One of the challenges of keeping nine budgies in a single aviary is identification.
So here are some notes that we made to help even ourselves keep everyone’s straight.
Bacon is a large blue budgie, close to 60 g but the only parakeet in the cage with white wingtips
Eggs eggs has a solid blue chest which contrast to her white tummy feathers.
Toast toast is mostly white with some blue coming through her back.
Jam has beautiful yellow and green feathers
Biscuit biscuit is simply a very large yellow parakeet.
Gravy gravy has white wings and violet in her back.

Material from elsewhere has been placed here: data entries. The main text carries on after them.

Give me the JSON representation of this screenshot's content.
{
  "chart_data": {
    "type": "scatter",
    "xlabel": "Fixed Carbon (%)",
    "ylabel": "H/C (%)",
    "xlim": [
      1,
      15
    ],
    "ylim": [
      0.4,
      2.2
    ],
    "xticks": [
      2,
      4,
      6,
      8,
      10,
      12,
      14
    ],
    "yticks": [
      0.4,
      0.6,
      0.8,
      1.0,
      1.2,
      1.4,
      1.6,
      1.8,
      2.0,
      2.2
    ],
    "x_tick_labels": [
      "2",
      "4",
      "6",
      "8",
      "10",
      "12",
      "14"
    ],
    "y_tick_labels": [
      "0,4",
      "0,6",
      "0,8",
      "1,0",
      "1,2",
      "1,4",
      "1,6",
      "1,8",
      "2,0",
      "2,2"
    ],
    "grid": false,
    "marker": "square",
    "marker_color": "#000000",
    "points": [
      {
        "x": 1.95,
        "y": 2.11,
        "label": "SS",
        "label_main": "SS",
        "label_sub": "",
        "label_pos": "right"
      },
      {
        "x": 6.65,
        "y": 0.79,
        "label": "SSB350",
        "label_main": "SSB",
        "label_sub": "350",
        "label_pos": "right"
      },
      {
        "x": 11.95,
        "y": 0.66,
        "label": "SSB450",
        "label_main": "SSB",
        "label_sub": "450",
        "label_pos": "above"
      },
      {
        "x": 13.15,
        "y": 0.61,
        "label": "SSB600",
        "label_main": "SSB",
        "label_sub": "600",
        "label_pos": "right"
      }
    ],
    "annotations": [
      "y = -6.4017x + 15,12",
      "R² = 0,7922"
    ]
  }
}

Chicken has yellow on her forhead because chickens are yellow so that was easy and she is surely related to waffles because they have the same wing markings.
Waffles is Chicken without the yellow forehead.
Bagel is probably a juvenile we’re guessing because of her size.
Bagel was a solitary budgie in a small cage.
She had come to the person we got her from who received the bird through birdmonitors.net/.
They intake mostly wild migratory birds but occasionally end up with a domestic pet bird.
We had been planning to rescue chicken and waffles for the past few weeks but had to put that plan on hold because of our African ringneck rescue approximately three weeks prior to the writing of this blog post.
Driving to Columbus and back in about 24 hours was a chore in and of itself.
Once we brought keto, into our home we had to get him situated.
This meant repurposing the Prevue F040 birdcage that we had originally intended for our budgies.
Once we got Keto situated in his own cage we were able to assemble and fully equip a new Prevue F050 birdcage aviary to accommodate our current and future budgies.
Circling back to the rescue of chicken and waffles, we were able to schedule a handoff during a Tuesday afternoon in the parking lot of Niles Animal Hospital, home of Dr Pete Sakas, one of the most respective avian veterinarians we know of.
About one hour prior to the designated handoff time and place we received an email from a valued customer who had volunteered to foster a budgie but felt she had made an impulsive decision which proved to be wrong for her.
We connected via phone and plan to acquire her foster budgie directly after acquiring waffles and chicken in the Niles Animal Hospital parking lot.
I got to Niles Animal Hospital at 2:17 p.m. CST.
Our contact with the two rescue budgies showed up about 120 seconds later.
After some brief banter we took the two budgies that were in a cardboard box that had more than enough holes into our car and then exchanged a carton full of broken bags and recently out of date bird food products that would be most welcome by this particular rescue.
30 minutes later I was parked in front of Barbara G’s apartment and was able to ride the elevator with her.
We spent a few minutes discussing new acquisition that she had named Star (that we change to Bagel) and found ourselves descending in the elevator with the third budgie of the day in a small travel carrier that I had brought for the occasion.
After saying our tearful goodbyes we parted company and I was on my way home with three new budgies, that were welcome additions to the new large aviary we had constructed during the previous weekend.
Fast-forward two days.
Catherine and I both agree it was best that 3 budgies entered the aviary together rather than Bagel comin in solo being a juvenile “runt” if you will.
It’s a little thing but she’s clearly being accepted into her new flock.